TrojanDropper:Win32/MessengerSkinner is a program, that may be distributed in the form of a freeware application, that displays advertisements, downloads additional files, and uses stealth to hide its presence.
Installation
During install, an 'end user license agreement' (EULA) may be presented, however it is different from the EULA you see by clicking "Terms and Conditions" from the program entry on the Start menu. The new EULA notifies the user of intensive collection of browsing habits, and computer information, and also the continuation of advertisements up to 3 moths after the program is removed (uninstalled).
When executed, the installer creates the following folders:
%ProgramFiles%\messengerskinner
%ProgramFiles%\messengerskinner\resources
%ProgramFiles%\messengerskinner\download
%ProgramFiles%\messengerskinner\updates
%UserProfile%\start menu\programs\messengerskinner
%AppData%\messengerskinner
%AppData%\messengerskinner\userdata
Next, the installer adds these files to folders:
%AppData%\MessengerSkinner\Userdata\languages_v2.xml
%UserProfile%\Start Menu\Programs\MessengerSkinner\MessengerSkinner.lnk
%UserProfile%\Start Menu\Programs\MessengerSkinner\Privacy Policy.lnk
%UserProfile%\Start Menu\Programs\MessengerSkinner\Terms and conditions.lnk
%UserProfile%\Start Menu\Programs\MessengerSkinner\Website.lnk
%ProgramFiles%\MessengerSkinner\MessengerSkinner.exe
%ProgramFiles%\MessengerSkinner\MessengerSkinnerDll.dll
%ProgramFiles%\MessengerSkinner\Privacy Policy.url
%ProgramFiles%\MessengerSkinner\Terms and conditions.url
%ProgramFiles%\MessengerSkinner\uninst.exe
%ProgramFiles%\MessengerSkinner\Website.url
%ProgramFiles%\MessengerSkinner\download\defaultPack.cab
%ProgramFiles%\MessengerSkinner\resources\appconfig.xml
%ProgramFiles%\MessengerSkinner\resources\btn.rgn
%ProgramFiles%\MessengerSkinner\resources\btnBnr.rgn
%ProgramFiles%\MessengerSkinner\resources\btnIn.rgn
%ProgramFiles%\MessengerSkinner\resources\btnInNormal.bmp
%ProgramFiles%\MessengerSkinner\resources\btnInOver.bmp
%ProgramFiles%\MessengerSkinner\resources\btnNormal.bmp
%ProgramFiles%\MessengerSkinner\resources\btnNormal.gif
%ProgramFiles%\MessengerSkinner\resources\btnNormalBnr.bmp
%ProgramFiles%\MessengerSkinner\resources\btnNormalBnr.gif
%ProgramFiles%\MessengerSkinner\resources\btnOver.bmp
%ProgramFiles%\MessengerSkinner\resources\btnOver.gif
%ProgramFiles%\MessengerSkinner\resources\btnOverBnr.bmp
%ProgramFiles%\MessengerSkinner\resources\btnOverBnr.gif
%ProgramFiles%\MessengerSkinner\resources\languages_v2.xml
%WinDir%\Temp\NSIS_install_msgskinner.exe
%ProgramFiles%\messengerskinner\download\defaultpack.cab
The installer drops two stealth components as the following files:
<system folder>\<random>.exe
<system folder>\<random>.dat
TrojanDropper:Win32/MessengerSkinner makes the following registry modification to ensure that it runs at each Windows start:
Adds value: <random>
With data: "<system folder>\<random>.exe"

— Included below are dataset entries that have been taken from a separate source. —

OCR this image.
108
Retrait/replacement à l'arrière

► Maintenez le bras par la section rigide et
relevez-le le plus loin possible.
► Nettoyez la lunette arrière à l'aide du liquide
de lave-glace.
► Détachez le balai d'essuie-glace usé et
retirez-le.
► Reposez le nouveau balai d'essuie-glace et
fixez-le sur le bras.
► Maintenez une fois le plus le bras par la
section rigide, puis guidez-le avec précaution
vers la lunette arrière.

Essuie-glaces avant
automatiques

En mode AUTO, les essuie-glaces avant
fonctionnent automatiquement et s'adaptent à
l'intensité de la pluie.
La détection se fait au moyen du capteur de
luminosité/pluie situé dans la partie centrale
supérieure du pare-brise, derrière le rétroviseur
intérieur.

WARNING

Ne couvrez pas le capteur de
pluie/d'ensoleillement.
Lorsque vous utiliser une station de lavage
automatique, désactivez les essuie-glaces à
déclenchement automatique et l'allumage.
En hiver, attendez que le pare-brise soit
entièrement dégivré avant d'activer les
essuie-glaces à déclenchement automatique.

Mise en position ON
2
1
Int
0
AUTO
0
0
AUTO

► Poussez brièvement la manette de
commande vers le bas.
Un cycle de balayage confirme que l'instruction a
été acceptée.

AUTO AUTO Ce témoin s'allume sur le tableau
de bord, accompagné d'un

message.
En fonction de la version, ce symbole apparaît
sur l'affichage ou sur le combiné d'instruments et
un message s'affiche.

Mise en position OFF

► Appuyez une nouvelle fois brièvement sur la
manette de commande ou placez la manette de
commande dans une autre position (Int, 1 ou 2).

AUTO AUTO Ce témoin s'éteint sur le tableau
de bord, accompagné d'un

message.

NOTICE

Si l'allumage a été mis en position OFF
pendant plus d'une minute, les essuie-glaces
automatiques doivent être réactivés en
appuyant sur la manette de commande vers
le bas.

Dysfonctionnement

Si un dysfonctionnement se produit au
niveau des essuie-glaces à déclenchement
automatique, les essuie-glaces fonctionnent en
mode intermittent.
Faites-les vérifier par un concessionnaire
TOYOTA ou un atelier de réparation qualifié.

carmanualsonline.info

To subkey: HKEY_CURRENT_USER\Software\Microsoft\Windows\CurrentVerion\Run
The installer makes additional registry modifications.

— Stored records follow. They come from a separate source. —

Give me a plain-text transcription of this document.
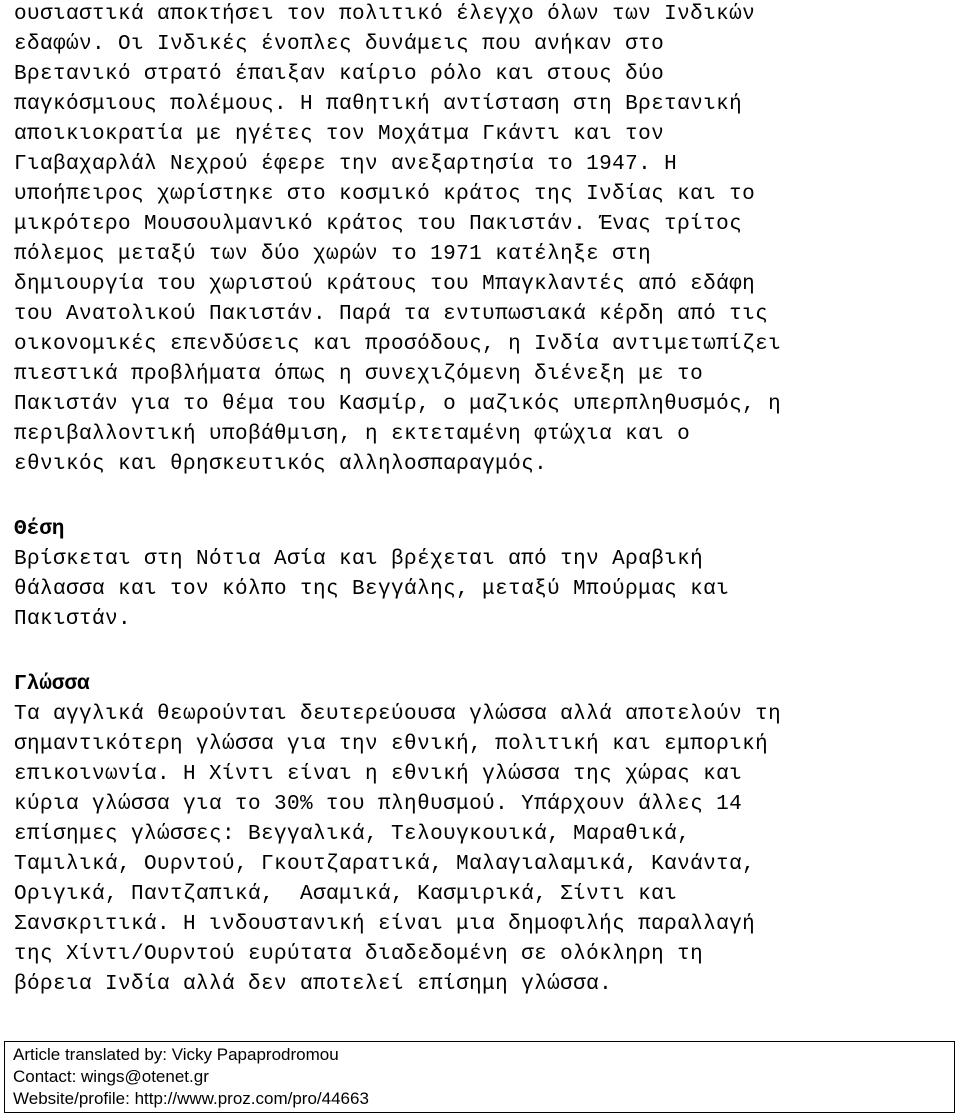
ουσιαστικά αποκτήσει τον πολιτικό έλεγχο όλων των Ινδικών
εδαφών. Οι Ινδικές ένοπλες δυνάμεις που ανήκαν στο
Βρετανικό στρατό έπαιξαν καίριο ρόλο και στους δύο
παγκόσμιους πολέμους. Η παθητική αντίσταση στη Βρετανική
αποικιοκρατία με ηγέτες τον Μοχάτμα Γκάντι και τον
Γιαβαχαρλάλ Νεχρού έφερε την ανεξαρτησία το 1947. Η
υποήπειρος χωρίστηκε στο κοσμικό κράτος της Ινδίας και το
μικρότερο Μουσουλμανικό κράτος του Πακιστάν. Ένας τρίτος
πόλεμος μεταξύ των δύο χωρών το 1971 κατέληξε στη
δημιουργία του χωριστού κράτους του Μπαγκλαντές από εδάφη
του Ανατολικού Πακιστάν. Παρά τα εντυπωσιακά κέρδη από τις
οικονομικές επενδύσεις και προσόδους, η Ινδία αντιμετωπίζει
πιεστικά προβλήματα όπως η συνεχιζόμενη διένεξη με το
Πακιστάν για το θέμα του Κασμίρ, ο μαζικός υπερπληθυσμός, η
περιβαλλοντική υποβάθμιση, η εκτεταμένη φτώχια και ο
εθνικός και θρησκευτικός αλληλοσπαραγμός.
Θέση
Βρίσκεται στη Νότια Ασία και βρέχεται από την Αραβική
θάλασσα και τον κόλπο της Βεγγάλης, μεταξύ Μπούρμας και
Πακιστάν.
Γλώσσα
Τα αγγλικά θεωρούνται δευτερεύουσα γλώσσα αλλά αποτελούν τη
σημαντικότερη γλώσσα για την εθνική, πολιτική και εμπορική
επικοινωνία. Η Χίντι είναι η εθνική γλώσσα της χώρας και
κύρια γλώσσα για το 30% του πληθυσμού. Υπάρχουν άλλες 14
επίσημες γλώσσες: Βεγγαλικά, Τελουγκουικά, Μαραθικά,
Ταμιλικά, Ουρντού, Γκουτζαρατικά, Μαλαγιαλαμικά, Κανάντα,
Οριγικά, Παντζαπικά,  Ασαμικά, Κασμιρικά, Σίντι και
Σανσκριτικά. Η ινδουστανική είναι μια δημοφιλής παραλλαγή
της Χίντι/Ουρντού ευρύτατα διαδεδομένη σε ολόκληρη τη
βόρεια Ινδία αλλά δεν αποτελεί επίσημη γλώσσα.
Article translated by: Vicky Papaprodromou
Contact: wings@otenet.gr
Website/profile: http://www.proz.com/pro/44663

Adds value: MessengerSkinner
To subkey: HKEY_LOCAL_MACHINE\SOFTWARE
Adds value: epk_extr
To subkey: HKEY_CURRENT_USER\SOFTWARE
Adds value: MessengerSkinner
With data: %ProgramFiles%\MessengerSkinner\uninst.exe
To subkey: HKEY_LOCAL_MACHINE\SOFTWARE\Microsoft\Windows\CurrentVersion\Uninstall
TrojanDropper:Win32/MessengerSkinner may attempt to update itself by downloading additional programs from remote web sites.